Variants are directly annotated with the adjusted CADD scores in the function using the file "AdjustedCADD_v1.4_202108.tsv.gz" downloaded from https://lysine.univ-brest.fr/RAVA-FIRST/ in the repository of the package Ravages or the scores of variants can be provided to variant.scores to gain in computation time (this file should contain 5 columns: the chromosome ('chr'), position ('pos'), reference allele ('A1'), alternative allele ('A2') and adjusted CADD scores ('adjCADD'). As CADD scores are only available for SNVs, only those ones will be kept in the analysis.
If a column 'adjCADD' is already present in x@snps, no annotation will be performed and filtering will be directly on this column.

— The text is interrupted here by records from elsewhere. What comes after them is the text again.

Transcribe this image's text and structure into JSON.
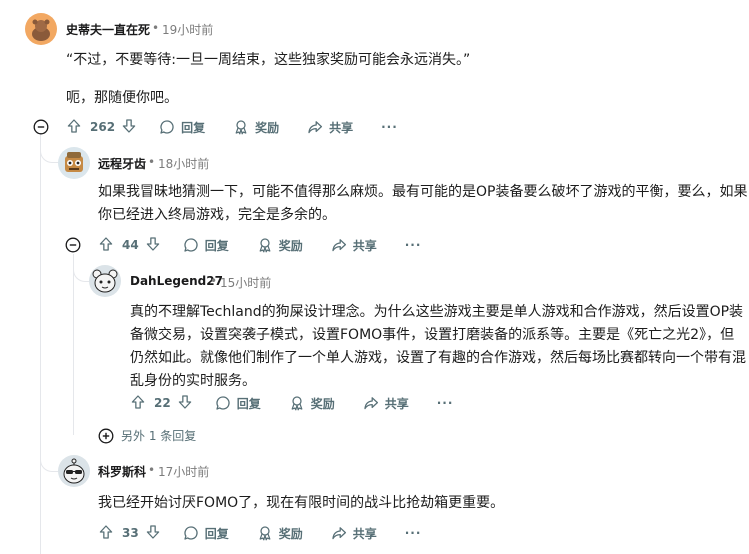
{
  "comments": [
    {
      "username": "史蒂夫一直在死",
      "time": "19小时前",
      "paragraphs": [
        "“不过，不要等待:一旦一周结束，这些独家奖励可能会永远消失。”",
        "呃，那随便你吧。"
      ],
      "votes": "262"
    },
    {
      "username": "远程牙齿",
      "time": "18小时前",
      "text": "如果我冒昧地猜测一下，可能不值得那么麻烦。最有可能的是OP装备要么破坏了游戏的平衡，要么，如果你已经进入终局游戏，完全是多余的。",
      "votes": "44"
    },
    {
      "username": "DahLegend27",
      "time": "15小时前",
      "text": "真的不理解Techland的狗屎设计理念。为什么这些游戏主要是单人游戏和合作游戏，然后设置OP装备微交易，设置突袭子模式，设置FOMO事件，设置打磨装备的派系等。主要是《死亡之光2》，但仍然如此。就像他们制作了一个单人游戏，设置了有趣的合作游戏，然后每场比赛都转向一个带有混乱身份的实时服务。",
      "votes": "22"
    },
    {
      "username": "科罗斯科",
      "time": "17小时前",
      "text": "我已经开始讨厌FOMO了，现在有限时间的战斗比抢劫箱更重要。",
      "votes": "33"
    }
  ],
  "labels": {
    "reply": "回复",
    "award": "奖励",
    "share": "共享",
    "more": "···",
    "separator": "•",
    "more_replies": "另外 1 条回复"
  },
  "colors": {
    "meta": "#576f76",
    "thread_line": "#e5e7eb",
    "text": "#1c1c1c"
  }
}
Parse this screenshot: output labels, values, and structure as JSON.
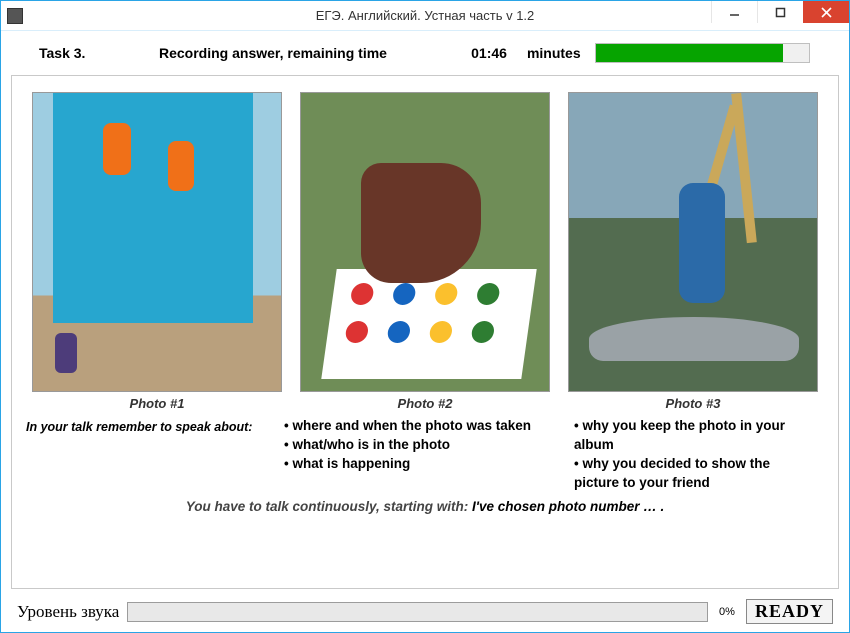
{
  "window": {
    "title": "ЕГЭ. Английский. Устная часть v 1.2"
  },
  "status": {
    "task_label": "Task 3.",
    "status_text": "Recording answer, remaining time",
    "time_value": "01:46",
    "minutes_label": "minutes",
    "progress_pct": 88
  },
  "photos": [
    {
      "caption": "Photo #1",
      "alt": "climbing-wall-scene"
    },
    {
      "caption": "Photo #2",
      "alt": "twister-game-scene"
    },
    {
      "caption": "Photo #3",
      "alt": "kayak-paddles-scene"
    }
  ],
  "instructions": {
    "lead": "In your talk remember to speak about:",
    "col1": [
      "where  and  when  the  photo was taken",
      "what/who is in the photo",
      "what is happening"
    ],
    "col2": [
      "why you keep the photo in your album",
      "why you decided to show the picture to your friend"
    ],
    "continuation_prefix": "You have to talk continuously, starting with: ",
    "continuation_bold": "I've chosen photo number … ."
  },
  "bottom": {
    "sound_label": "Уровень звука",
    "level_pct": "0%",
    "ready_label": "READY"
  }
}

To use this function, a factor 'genomic.region' corresponding to the CADD regions and a vector 'adjCADD.Median' should be present in the slot x@snps. To obtain those two, use the function set.CADDregions.
Only variants with an adjusted CADD score upper than the median value are kept in the analysis. It is the filtering strategy applied in the RAVA.FIRST() pipeline.
If filter="whole", only the variants having a MAF lower than the threshold in the entire sample are kept.
If filter="controls", only the variants having a MAF lower than the threshold in the controls group are kept.
If filter="any", only the variants having a MAF lower than the threshold in any of the groups are kept.
It is recommended to use this function chromosome by chromosome for large datasets.